Increasingly most of you are taking part in a multi-party videoconference using Zoom, Skype or similar platforms as part of working or learning from home or keeping in the loop with distant relatives and friends. This has been driven by necessity due to the COVID-19 coronavirus plague and the requirement to stay home to limit the spread of this bug.
But you may find that your correspondents’ audio has that unnecessary echo or reverberation that can make the videocall sound fatiguing and awful. The excessive noise from the reverberation or echo may cause you also to speak louder as a means of dealing with a poor signal-to-noise ratio. As well it can also make a participant harder to understand especially if they have a strong accent that doesn’t cope well with poor signal quality.
This is caused due to latency imposed by the different home-network and Internet connections each party uses and the fact that the sound and vision are being sent around as data packets. As well, most of the parties in the videoconference will typically be using a microphone and set of speakers integrated in or connected to the device for the sound.

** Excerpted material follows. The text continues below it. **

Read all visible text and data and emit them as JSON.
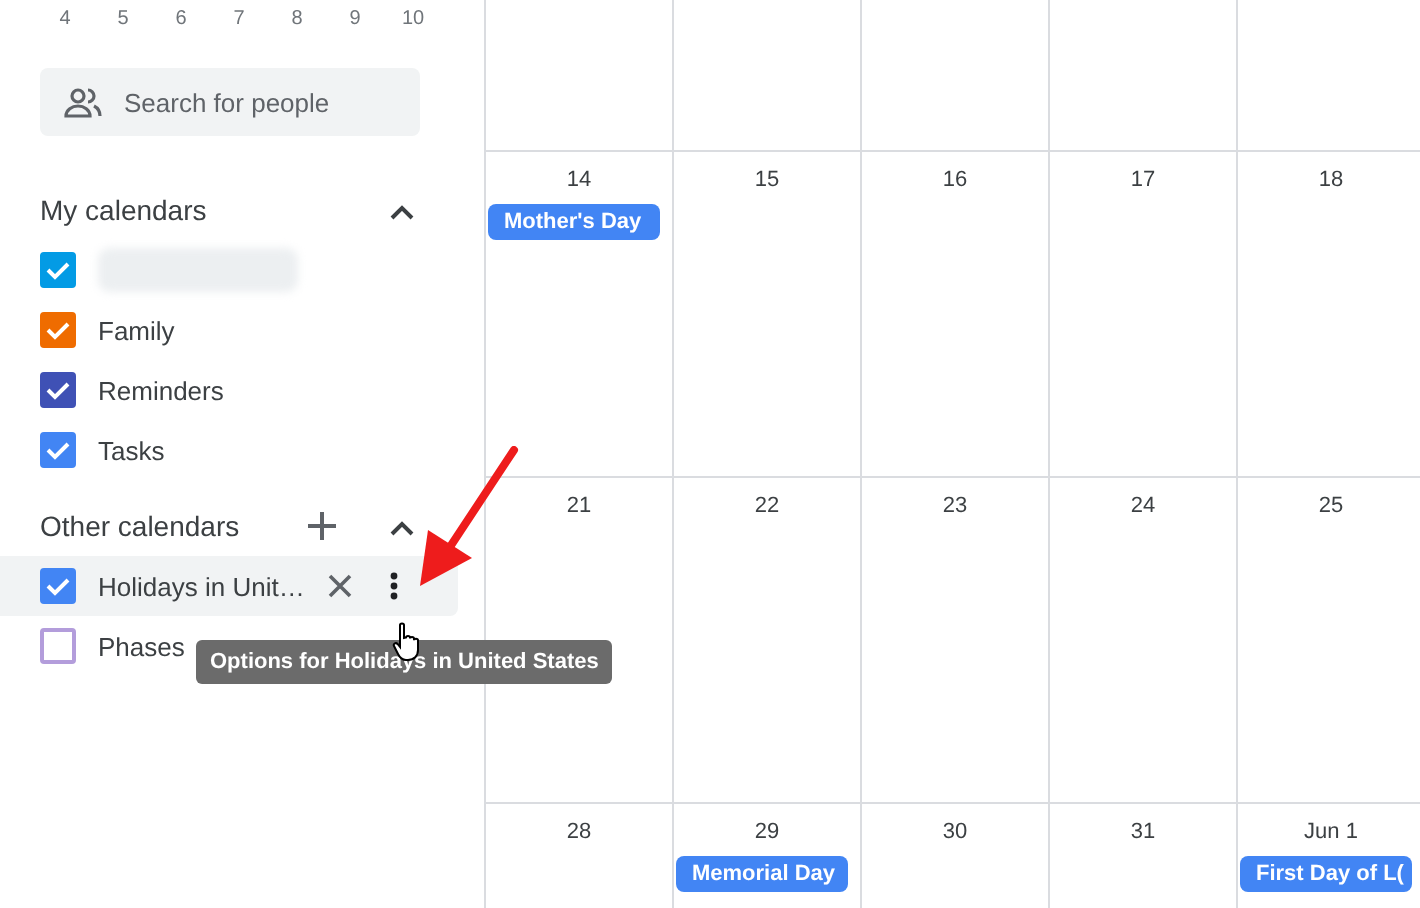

Here, the reverberation or echo is heard due to your voice coming out of the participants’ devices’ speakers at a later time thanks to the videoconference setup with its limitations. It can also be magnified if someone is using a speaker setup that is very loud like most desktop speakers or a hi-fi system used as audio output for your computer.
By using headphones during that video conference if you are the only person calling in to the videoconference from your endpoint, you are effectively minimising the echo and reverberation. This is because when a person uses headphones for the videocall, the sound from the other parties is being “funneled” through the headphones exclusively to the device’s user, not likely to be picked up by their device’s microphone.
You will also find that you can hear your participants more easily when you use headphones. This is due to the headphone’s speakers located very close to your ear therefore leading to very minimal audio leakage that can cause further reverberation or echo. Those of you who use active-noise-cancelling headphones may also be at an advantage due to reducing fan or air-conditioning hum interfering with what your callers are saying, allowing you to concentrate better.
Here, any headphones or headset would do, whether they be in-ear, on-ear or over-ear types; or whether they are a wired or wireless setup. For example, if you are using a smartphone or tablet and you have its supplied in-ear wired headset, you can get by with it. Or a pair of good Bluetooth headphones may even do the job better.
This won’t be of use for a group situation where many people like a family or household are joining the videocall from the one device at the one location. It is because they want to talk to the rest of the videoconference as if they are one person. This situation would require the use of the device’s loudspeakers and microphone to be of value.
When you alone are participating in that multi-party videocall and you want to get the best out of it, your headphones may serve you better through that call.